NASA plans to send nuclear rockets to the Moon and Mars

The ambition to reach Mars, going through the Moon before, could be achieved with a technology that sounds extravagant: NASA’s nuclear rockets.

The arrival on Mars would be imminent if the holders offered by the aerospace sector were attended to. Not only NASA but also Elon Musk SpaceX’s company, as well as other space agencies, have shown interest in this feat. The truth is that there is a lot of noise around this goal, but few concrete projects.

NASA is in all probability the best placed organism to undertake the arrival to the red planet. However, today the strategy remains unclear. Until now, no neophyte in the field – but with a certain fondness for the subject – had the idea that the mode of transport to Mars would not be propelled by hydrogen. I could be wrong.

Within NASA, the NTREES project (Nuclear Thermal Rocket Element Enviromental Simulator) explores the possibility of using nuclear fission reactors as a rocket propellant. The result would be NASA’s nuclear rockets, whose origins date back to the late 1950s. At that time a nuclear weapon was first detonated in a rocket.

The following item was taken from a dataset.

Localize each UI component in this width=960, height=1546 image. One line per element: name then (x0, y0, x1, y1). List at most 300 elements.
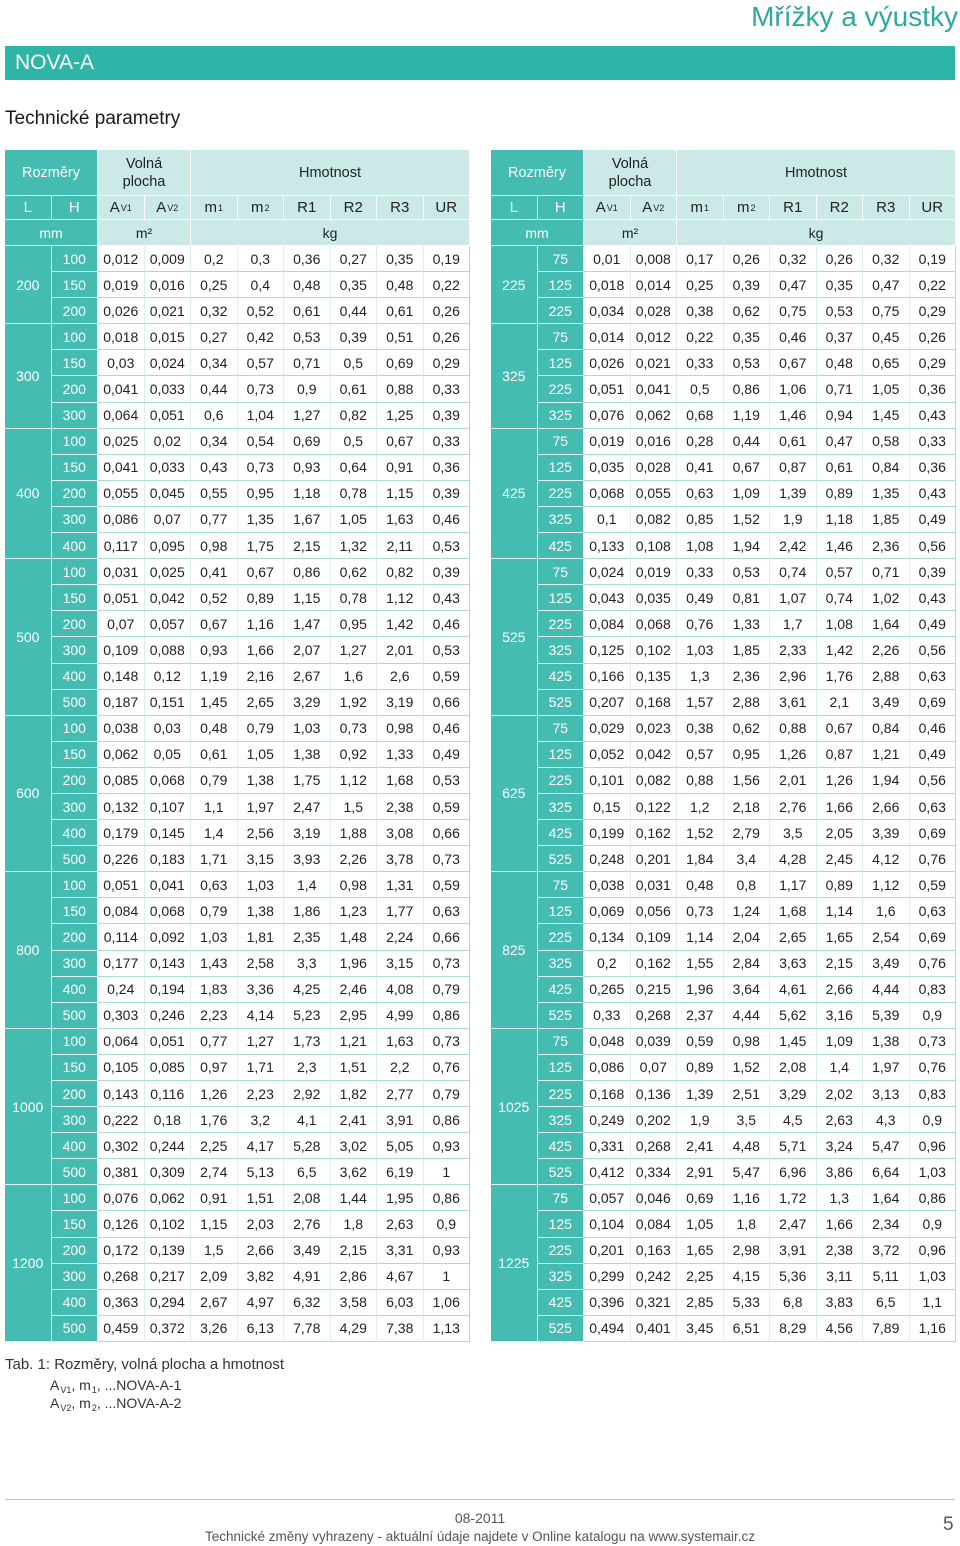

In 1961 a nuclear rocket was used to take the first American into space. The NTREES project studies through simulation how materials react to extreme heat. The objective is to find the formula so that a small-scale nuclear fission reaction does not damage the structure of the rocket.

Curiosity Marte metano

Curiosity Mars methane

In reality, a nuclear rocket is much more efficient than one powered by hydrogen. Some technical opinion within NASA leans more towards this option to go to Mars. And it is that with a nuclear rocket the time to reach the red planet would be reduced by half.

The potential of nuclear rockets

Despite being a controversial means of space transport, nuclear rockets have some very appreciated advantages. For example, the estimated flight time in one of these vehicles until reaching Mars would be reduced to 100 days. This is key, because the longer the trip increases the difficulties of the mission. And Mars is far, much more than the Moon. To get an idea, our satellite is 384,000 kilometers away. The red planet, at its closest moment, is 59 million kilometers away.

But the fission process would also bring other advantages on Mars. NASA has worked on the hypothesis of establishing a nuclear reactor on the planet. In this way, future colonies on the Martian surface could be supplied with energy.